Von Carl-Christian Kaiser

Schlachtenbummler, die sich Bonn vor dem Machtwechsel ansehen wollen, erhalten derzeit den mit Augenzwinkern erteilten Rat, sich auf die Anhöhen des Venusberges zu begeben und von dort aus das Stadtbild nach Rauchsäulen abzusuchen. Wo immer sich ein solches Flammenzeichen erhebe, so wird den Neugierigen von den Bonner Auguren nahegelegt, befinde sich ein CDU-Ministerium. Die Herren ließen ihre Akten ins Feuer wandern.

Ein Körnchen Wahrheit ist schon daran. Wer in der Bundeshauptstadt nicht damit rechnen kann, die Wachablösung zu überstehen, räumt einen Schreibtisch auf. Zwar rauchen in Bonn nicht die Kamine, zwar schreibt die gemeinsame Geschäftsordnung der Bundesministerien vor, daß alle Geschäftsvorgänge nach dem Aktenplan zu registrieren seien. Aber die Wirklichkeit kennt auch Handakten und andere Dossiers, die für manche im Archiv gestapelten Papiere erst den Hintergrund oder Schlüssel abgeben. Und schließlich erscheint dies oder jenes für Memoiren nützlich. Als Ludwig Erhard 1963 ins Kanzleramt einzog, fand er einige gähnend leere Regale und Schubladen vor; als ihm 1966 Kurt Georg Kiesinger folgte, verhielt es sich kaum anders.

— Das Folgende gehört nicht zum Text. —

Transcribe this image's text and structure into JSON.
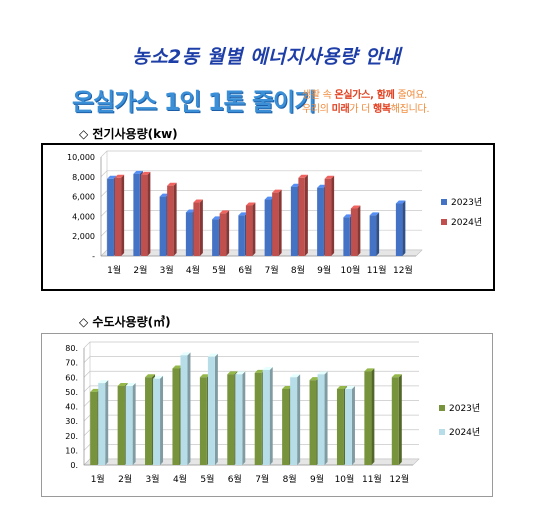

Zum Aufräumen ist auch genügend Zeit, denn es tut sich nichts, und deshalb ist nichts zu tun. Die bisher von Christlichen Demokraten regierten Ministerien liegen wie im Dornröschenschlaf; im Kanzleramt ist es so ruhig wie im Herbst vor drei Jahren, als Ludwig Erhard, mit der Welt zerfallen, in seinem Bungalow saß und sich das "große Geschehen", von dem er so gern sprach, woanders abspielte – dort, wo CDU/CSU und SPD über ihre künftige Koalition berieten.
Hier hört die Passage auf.